Saturday grocery shopping, if you do it regularly, makes the Christmas rush seem like nothing out of ordinary. The shops are busy, the shelves are empty, and no one really wants to be there. I'm a happy Saturday shopper and I use each experience to test and develop my patience. Most times I make it through.
This Saturday seemed especially busy for whatever reason. It was the first cool weekend in a long while so my guess is families were out to stock up after a month of lying around sweating. Nevermind, I thought, I'm in no rush today so I'll just have to try extra hard to be patient and polite; "after you", "go ahead", smile and say "excuse me, thank you." With the narrow isles full of the overweight, carts, and mothers with strollers for triplets, there would be, I knew, a lot of standing around waiting.

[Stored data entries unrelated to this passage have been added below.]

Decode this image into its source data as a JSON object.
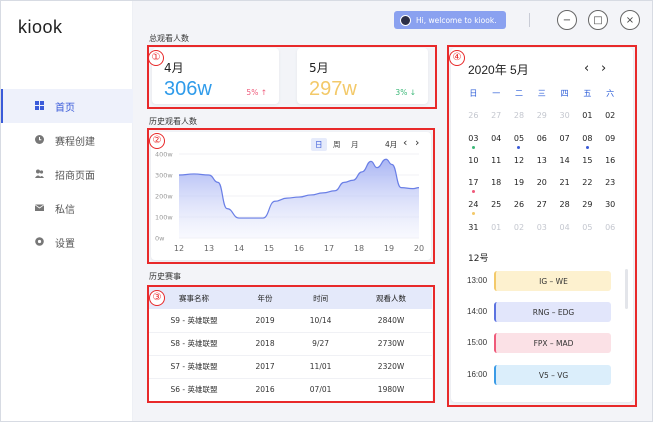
{
  "app": {
    "logo": "kiook"
  },
  "sidebar": {
    "items": [
      {
        "label": "首页",
        "icon": "grid-icon",
        "active": true
      },
      {
        "label": "赛程创建",
        "icon": "clock-icon",
        "active": false
      },
      {
        "label": "招商页面",
        "icon": "users-icon",
        "active": false
      },
      {
        "label": "私信",
        "icon": "mail-icon",
        "active": false
      },
      {
        "label": "设置",
        "icon": "gear-icon",
        "active": false
      }
    ]
  },
  "header": {
    "welcome": "Hi, welcome to kiook.",
    "buttons": [
      "−",
      "□",
      "×"
    ]
  },
  "annotations": [
    "①",
    "②",
    "③",
    "④"
  ],
  "viewers": {
    "title": "总观看人数",
    "cards": [
      {
        "month": "4月",
        "value": "306w",
        "change": "5% ↑",
        "value_color": "#2f9bea",
        "change_color": "#ef5a7a"
      },
      {
        "month": "5月",
        "value": "297w",
        "change": "3% ↓",
        "value_color": "#f3c969",
        "change_color": "#3cb878"
      }
    ]
  },
  "history": {
    "title": "历史观看人数",
    "tabs": [
      "日",
      "周",
      "月"
    ],
    "month": "4月",
    "prev": "‹",
    "next": "›"
  },
  "chart_data": {
    "type": "area",
    "x": [
      12,
      13,
      14,
      15,
      16,
      17,
      18,
      19,
      20
    ],
    "y_ticks": [
      "0w",
      "100w",
      "200w",
      "300w",
      "400w"
    ],
    "ylim": [
      0,
      400
    ],
    "series": [
      {
        "values": [
          [
            12,
            300
          ],
          [
            12.5,
            305
          ],
          [
            13,
            300
          ],
          [
            13.3,
            265
          ],
          [
            13.6,
            140
          ],
          [
            14,
            95
          ],
          [
            14.4,
            95
          ],
          [
            14.8,
            95
          ],
          [
            15.2,
            175
          ],
          [
            15.6,
            190
          ],
          [
            16,
            195
          ],
          [
            16.4,
            205
          ],
          [
            16.8,
            215
          ],
          [
            17.2,
            225
          ],
          [
            17.5,
            265
          ],
          [
            17.8,
            275
          ],
          [
            18.1,
            315
          ],
          [
            18.4,
            365
          ],
          [
            18.6,
            335
          ],
          [
            18.9,
            375
          ],
          [
            19.1,
            350
          ],
          [
            19.4,
            240
          ],
          [
            19.8,
            235
          ],
          [
            20,
            240
          ]
        ]
      }
    ],
    "grid": true
  },
  "matches": {
    "title": "历史赛事",
    "columns": [
      "赛事名称",
      "年份",
      "时间",
      "观看人数"
    ],
    "rows": [
      [
        "S9 - 英雄联盟",
        "2019",
        "10/14",
        "2840W"
      ],
      [
        "S8 - 英雄联盟",
        "2018",
        "9/27",
        "2730W"
      ],
      [
        "S7 - 英雄联盟",
        "2017",
        "11/01",
        "2320W"
      ],
      [
        "S6 - 英雄联盟",
        "2016",
        "07/01",
        "1980W"
      ]
    ]
  },
  "calendar": {
    "title": "2020年  5月",
    "prev": "‹",
    "next": "›",
    "weekdays": [
      "日",
      "一",
      "二",
      "三",
      "四",
      "五",
      "六"
    ],
    "weeks": [
      [
        [
          "26",
          "dim"
        ],
        [
          "27",
          "dim"
        ],
        [
          "28",
          "dim"
        ],
        [
          "29",
          "dim"
        ],
        [
          "30",
          "dim"
        ],
        [
          "01",
          "cur"
        ],
        [
          "02",
          "cur"
        ]
      ],
      [
        [
          "03",
          "cur",
          "#3cb878"
        ],
        [
          "04",
          "cur"
        ],
        [
          "05",
          "cur",
          "#3a5bd9"
        ],
        [
          "06",
          "cur"
        ],
        [
          "07",
          "cur"
        ],
        [
          "08",
          "cur",
          "#3a5bd9"
        ],
        [
          "09",
          "cur"
        ]
      ],
      [
        [
          "10",
          "cur"
        ],
        [
          "11",
          "cur"
        ],
        [
          "12",
          "cur"
        ],
        [
          "13",
          "cur"
        ],
        [
          "14",
          "cur"
        ],
        [
          "15",
          "cur"
        ],
        [
          "16",
          "cur"
        ]
      ],
      [
        [
          "17",
          "cur",
          "#ef5a7a"
        ],
        [
          "18",
          "cur"
        ],
        [
          "19",
          "cur"
        ],
        [
          "20",
          "cur"
        ],
        [
          "21",
          "cur"
        ],
        [
          "22",
          "cur"
        ],
        [
          "23",
          "cur"
        ]
      ],
      [
        [
          "24",
          "cur",
          "#f3c969"
        ],
        [
          "25",
          "cur"
        ],
        [
          "26",
          "cur"
        ],
        [
          "27",
          "cur"
        ],
        [
          "28",
          "cur"
        ],
        [
          "29",
          "cur"
        ],
        [
          "30",
          "cur"
        ]
      ],
      [
        [
          "31",
          "cur"
        ],
        [
          "01",
          "dim"
        ],
        [
          "02",
          "dim"
        ],
        [
          "03",
          "dim"
        ],
        [
          "04",
          "dim"
        ],
        [
          "05",
          "dim"
        ],
        [
          "06",
          "dim"
        ]
      ]
    ],
    "schedule_date": "12号",
    "schedule": [
      {
        "time": "13:00",
        "match": "IG – WE",
        "bg": "#fdf1cf",
        "bar": "#f3c969"
      },
      {
        "time": "14:00",
        "match": "RNG – EDG",
        "bg": "#e2e6fb",
        "bar": "#5c73e0"
      },
      {
        "time": "15:00",
        "match": "FPX – MAD",
        "bg": "#fbe1e6",
        "bar": "#ef5a7a"
      },
      {
        "time": "16:00",
        "match": "V5 – VG",
        "bg": "#dbeefb",
        "bar": "#3a9be6"
      }
    ]
  }
}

At one point, momentarily frozen int time waiting for the isle to clear before I could move past the stacks of broken eggs and on towards the vegetarian sausages, my personal space suddenly vanished as a well-dressed, dark-haired woman well into middle-age squeezed up next to me and then bolted past into the gap only to stop in front of me. "Now that's pushing it, lady," I thought to myself. No "excuse me", no smile, only an in-grained push to get there sooner, get the job done, and trample anyone in the way.
"Have a taste of your own medicine, if you're going to be that way," I shouted at her in my mind as I plowed into the melay of shopping carts and unwashed Saturday shoppers. With her cart in the mix, the gap had narrowed significantly so I pushed forward, nosing my cart into what must have been the one piece of unoccupied real-estate in the entire store. I plowed her cart out of the way and then knocked it again for good measure before continuing on my way, a dazed mother glaring at me all the while. Yes, shame on me for my childish retaliation but let that be a lesson to the pushy woman.
I shuffled on in my sandy thongs not feeling any better for my actions--on reflection, feeling worse. Nevertheless, my calm depened as I resolve to kick back against the rush and hurry imposed on me by this boom-time generation. With all the man-made pressures built into our lives I'm finally beginning to understand why so many of me friends and classmates turned to cigarettes, booze, and pot over the years.
I always think back to my drives between Montreal and Ottawa as a university student returning home for a weekend or during the holidays. The old Grand Marquis I drove (a 5.0 litre V8) handled the drive at 140km/h quite happily but as the car moved ever closer to the scrap heap, exaust fumes seeping in through the salt-rusted holes in the floor meant the trip had to be completed at 90km/h in the slow lane. At either speed, the journey always took two hours.